COMMUNITY-BASED INTERACTIVE ENGAGEMENT IN AN ORGANIC CHEMISTRY COURSE
A community-based element was merged with an interactive engagement learning environment in the organic chemistry course. The learning community was established by requiring chemistry and biochemistry majors to enroll in the same section of general chemistry and subsequently organic chemistry (courses designated as majors only). This allowed freshmen entering the major in a given year to matriculate through the first four semesters in a structured learning community. For the organic chemistry course, the cohort was comprised of 25 to 30 students with less than 5 of these students being from majors outside of chemistry and biochemistry.

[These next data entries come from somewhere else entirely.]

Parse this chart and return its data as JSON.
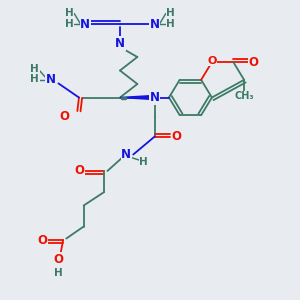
{
  "bg_color": "#e8ecf0",
  "C_col": "#3d7a65",
  "N_col": "#1414e0",
  "O_col": "#ee1100",
  "H_col": "#3d7a65",
  "lw": 1.3,
  "figsize": [
    3.0,
    3.0
  ],
  "dpi": 100,
  "xlim": [
    0.0,
    9.5
  ],
  "ylim": [
    0.0,
    10.0
  ]
}
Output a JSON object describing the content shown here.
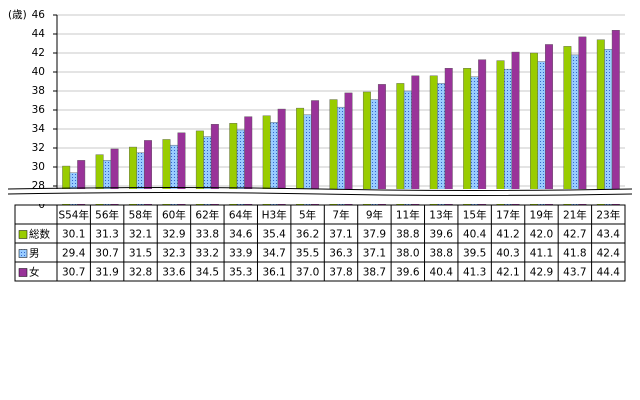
{
  "chart_data": {
    "type": "bar",
    "y_unit_label": "(歳)",
    "categories": [
      "S54年",
      "56年",
      "58年",
      "60年",
      "62年",
      "64年",
      "H3年",
      "5年",
      "7年",
      "9年",
      "11年",
      "13年",
      "15年",
      "17年",
      "19年",
      "21年",
      "23年"
    ],
    "series": [
      {
        "name": "総数",
        "color": "#99cc00",
        "values": [
          30.1,
          31.3,
          32.1,
          32.9,
          33.8,
          34.6,
          35.4,
          36.2,
          37.1,
          37.9,
          38.8,
          39.6,
          40.4,
          41.2,
          42.0,
          42.7,
          43.4
        ],
        "value_labels": [
          "30.1",
          "31.3",
          "32.1",
          "32.9",
          "33.8",
          "34.6",
          "35.4",
          "36.2",
          "37.1",
          "37.9",
          "38.8",
          "39.6",
          "40.4",
          "41.2",
          "42.0",
          "42.7",
          "43.4"
        ]
      },
      {
        "name": "男",
        "color": "#99ccff",
        "values": [
          29.4,
          30.7,
          31.5,
          32.3,
          33.2,
          33.9,
          34.7,
          35.5,
          36.3,
          37.1,
          38.0,
          38.8,
          39.5,
          40.3,
          41.1,
          41.8,
          42.4
        ],
        "value_labels": [
          "29.4",
          "30.7",
          "31.5",
          "32.3",
          "33.2",
          "33.9",
          "34.7",
          "35.5",
          "36.3",
          "37.1",
          "38.0",
          "38.8",
          "39.5",
          "40.3",
          "41.1",
          "41.8",
          "42.4"
        ]
      },
      {
        "name": "女",
        "color": "#993399",
        "values": [
          30.7,
          31.9,
          32.8,
          33.6,
          34.5,
          35.3,
          36.1,
          37.0,
          37.8,
          38.7,
          39.6,
          40.4,
          41.3,
          42.1,
          42.9,
          43.7,
          44.4
        ],
        "value_labels": [
          "30.7",
          "31.9",
          "32.8",
          "33.6",
          "34.5",
          "35.3",
          "36.1",
          "37.0",
          "37.8",
          "38.7",
          "39.6",
          "40.4",
          "41.3",
          "42.1",
          "42.9",
          "43.7",
          "44.4"
        ]
      }
    ],
    "ylim": [
      0,
      46
    ],
    "yticks": [
      0,
      28,
      30,
      32,
      34,
      36,
      38,
      40,
      42,
      44,
      46
    ],
    "axis_break": true,
    "grid": true
  }
}
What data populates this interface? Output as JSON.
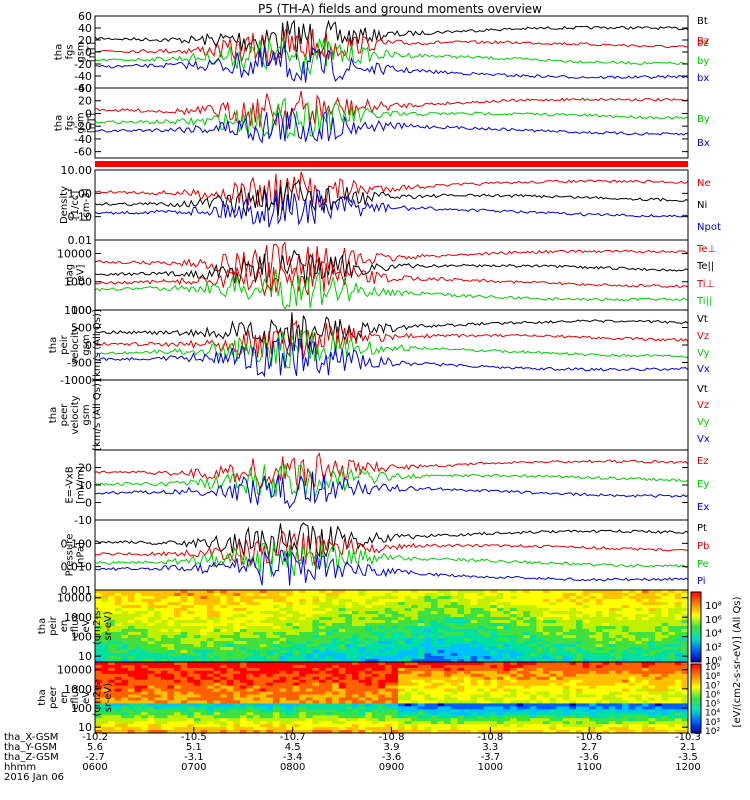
{
  "title": "P5 (TH-A) fields and ground moments overview",
  "colors": {
    "black": "#000000",
    "red": "#e00000",
    "green": "#00cc00",
    "blue": "#0000e0"
  },
  "chart_data": [
    {
      "type": "line",
      "ylabel": [
        "tha",
        "fgs",
        "gsm",
        "[nT]"
      ],
      "ylim": [
        -60,
        60
      ],
      "ticks": [
        "60",
        "40",
        "20",
        "0",
        "-20",
        "-40",
        "-60"
      ],
      "tick_values": [
        60,
        40,
        20,
        0,
        -20,
        -40,
        -60
      ],
      "series": [
        {
          "name": "Bt",
          "color": "black"
        },
        {
          "name": "bz",
          "color": "red"
        },
        {
          "name": "by",
          "color": "green"
        },
        {
          "name": "bx",
          "color": "blue"
        }
      ]
    },
    {
      "type": "line",
      "ylabel": [
        "tha",
        "fgs",
        "gsm",
        "[nT]"
      ],
      "ylim": [
        -70,
        40
      ],
      "ticks": [
        "40",
        "20",
        "0",
        "-20",
        "-40",
        "-60"
      ],
      "tick_values": [
        40,
        20,
        0,
        -20,
        -40,
        -60
      ],
      "series": [
        {
          "name": "Bz",
          "color": "red"
        },
        {
          "name": "By",
          "color": "green"
        },
        {
          "name": "Bx",
          "color": "blue"
        }
      ]
    },
    {
      "type": "line",
      "scale": "log",
      "ylabel": [
        "Density",
        "[1/cc]",
        "[cm-3]"
      ],
      "ylim": [
        0.01,
        10
      ],
      "ticks": [
        "10.00",
        "1.00",
        "0.10",
        "0.01"
      ],
      "tick_values": [
        10,
        1,
        0.1,
        0.01
      ],
      "series": [
        {
          "name": "Ne",
          "color": "red"
        },
        {
          "name": "Ni",
          "color": "black"
        },
        {
          "name": "Npot",
          "color": "blue"
        }
      ]
    },
    {
      "type": "line",
      "scale": "log",
      "ylabel": [
        "mag",
        "[eV]"
      ],
      "ylim": [
        100,
        30000
      ],
      "ticks": [
        "10000",
        "1000",
        "100"
      ],
      "tick_values": [
        10000,
        1000,
        100
      ],
      "series": [
        {
          "name": "Te⊥",
          "color": "red"
        },
        {
          "name": "Te||",
          "color": "black"
        },
        {
          "name": "Ti⊥",
          "color": "red"
        },
        {
          "name": "Ti||",
          "color": "green"
        }
      ]
    },
    {
      "type": "line",
      "ylabel": [
        "tha",
        "peir",
        "velocity",
        "gsm",
        "[km/s (All Qs)]"
      ],
      "ylim": [
        -1000,
        1000
      ],
      "ticks": [
        "1000",
        "500",
        "0",
        "-500",
        "-1000"
      ],
      "tick_values": [
        1000,
        500,
        0,
        -500,
        -1000
      ],
      "series": [
        {
          "name": "Vt",
          "color": "black"
        },
        {
          "name": "Vz",
          "color": "red"
        },
        {
          "name": "Vy",
          "color": "green"
        },
        {
          "name": "Vx",
          "color": "blue"
        }
      ]
    },
    {
      "type": "line",
      "ylabel": [
        "tha",
        "peer",
        "velocity",
        "gsm",
        "[km/s (All Qs)]"
      ],
      "ylim": [
        -1000,
        1000
      ],
      "ticks": [],
      "tick_values": [],
      "series": [
        {
          "name": "Vt",
          "color": "black"
        },
        {
          "name": "Vz",
          "color": "red"
        },
        {
          "name": "Vy",
          "color": "green"
        },
        {
          "name": "Vx",
          "color": "blue"
        }
      ]
    },
    {
      "type": "line",
      "ylabel": [
        "E=-VxB",
        "[mV/m]"
      ],
      "ylim": [
        -10,
        30
      ],
      "ticks": [
        "20",
        "10",
        "0",
        "-10"
      ],
      "tick_values": [
        20,
        10,
        0,
        -10
      ],
      "series": [
        {
          "name": "Ez",
          "color": "red"
        },
        {
          "name": "Ey",
          "color": "green"
        },
        {
          "name": "Ex",
          "color": "blue"
        }
      ]
    },
    {
      "type": "line",
      "scale": "log",
      "ylabel": [
        "Pressure",
        "[nPa]"
      ],
      "ylim": [
        0.001,
        1
      ],
      "ticks": [
        "0.100",
        "0.010",
        "0.001"
      ],
      "tick_values": [
        0.1,
        0.01,
        0.001
      ],
      "series": [
        {
          "name": "Pt",
          "color": "black"
        },
        {
          "name": "Pb",
          "color": "red"
        },
        {
          "name": "Pe",
          "color": "green"
        },
        {
          "name": "Pi",
          "color": "blue"
        }
      ]
    },
    {
      "type": "heatmap",
      "scale": "log",
      "ylabel": [
        "tha",
        "peir",
        "en",
        "eflux",
        "eV",
        "(cm2-s-",
        "sr-eV)"
      ],
      "ylim": [
        5,
        25000
      ],
      "ticks": [
        "10000",
        "1000",
        "100",
        "10"
      ],
      "tick_values": [
        10000,
        1000,
        100,
        10
      ]
    },
    {
      "type": "heatmap",
      "scale": "log",
      "ylabel": [
        "tha",
        "peer",
        "en",
        "eflux",
        "eV",
        "(cm2-s-",
        "sr-eV)"
      ],
      "ylim": [
        5,
        25000
      ],
      "ticks": [
        "10000",
        "1000",
        "100",
        "10"
      ],
      "tick_values": [
        10000,
        1000,
        100,
        10
      ]
    }
  ],
  "colorbar": {
    "label": "[eV/(cm2-s-sr-eV)] (All Qs)",
    "upper_ticks": [
      "10⁸",
      "10⁶",
      "10⁴",
      "10²",
      "10⁰"
    ],
    "lower_ticks": [
      "10⁹",
      "10⁸",
      "10⁷",
      "10⁶",
      "10⁵",
      "10⁴",
      "10³",
      "10²"
    ]
  },
  "x_axis": {
    "hours": [
      "0600",
      "0700",
      "0800",
      "0900",
      "1000",
      "1100",
      "1200"
    ],
    "row_labels": [
      "tha_X-GSM",
      "tha_Y-GSM",
      "tha_Z-GSM",
      "hhmm",
      "2016 Jan 06"
    ],
    "x_gsm": [
      "-10.2",
      "-10.5",
      "-10.7",
      "-10.8",
      "-10.8",
      "-10.6",
      "-10.3"
    ],
    "y_gsm": [
      "5.6",
      "5.1",
      "4.5",
      "3.9",
      "3.3",
      "2.7",
      "2.1"
    ],
    "z_gsm": [
      "-2.7",
      "-3.1",
      "-3.4",
      "-3.6",
      "-3.7",
      "-3.6",
      "-3.5"
    ]
  }
}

This work highlights the learning behaviors and outcomes of the two cohorts in the first semester organic chemistry course.
The majors only organic chemistry course infuses inquiry-based and computational exercises into a flipped learning format. It was envisioned that such a learning environment would enhance students’ cognitive ability and confidence in utilizing chemical concepts. The course highlights an integrated peer learning structure with mediated learning strategies that extend beyond the classroom through question & answer blogs and online office hours. In this way, the course design takes advantage of the Community of Inquiry Framework. Guiding questions for the evaluation of this learning environment where:
1) How do students actively engage in learning during and beyond the lecture period,
2) How do students conceptualize chemical knowledge, and
3) What is the impact of the learning environment on students’ ability to master concepts.
With these questions in mind, data was collected for two student cohorts in consecutive years. Content for the course was delivered through professor’s notes and narrated PowerPoint presentations housed in the online learning management system. Students were expected to review these resources independently then complete a corresponding online quiz. Skill building occurred during face-to-face class sessions and were guided by worksheets, ChemDrills. Concept mastery was evaluated using pre- and post-assessments. The post-assessment was the final exam from the American Chemical Society. The results were compared to those of students in sections utilizing traditional methods for content delivery. Rubrics and grading checklists were used to better evaluate how students approached problem solving. In addition, students’ perceptions of their content mastery, learning behaviors, and motivation for science was assessed through surveys and observations.
The performance of students in the community-based interactive learning environment on the standardized post-assessment was comparable to that of students in the traditional course. The results indicate there was not a negative impact to the students’ ability to master organic chemistry concepts. In terms of engagement with various learning resources it was found that students relied heavily on the ChemDrills and the professor’s notes throughout the semester. The pre and post results of the Science Motivation Questionnaire II suggest that students sustained similar levels of motivation throughout the course (Glynn, 2011). Further, students demonstrated increased self- and peer-advocacy. The data was further analyzed to identify those activities which students found most beneficial as a correlation to grade outcome.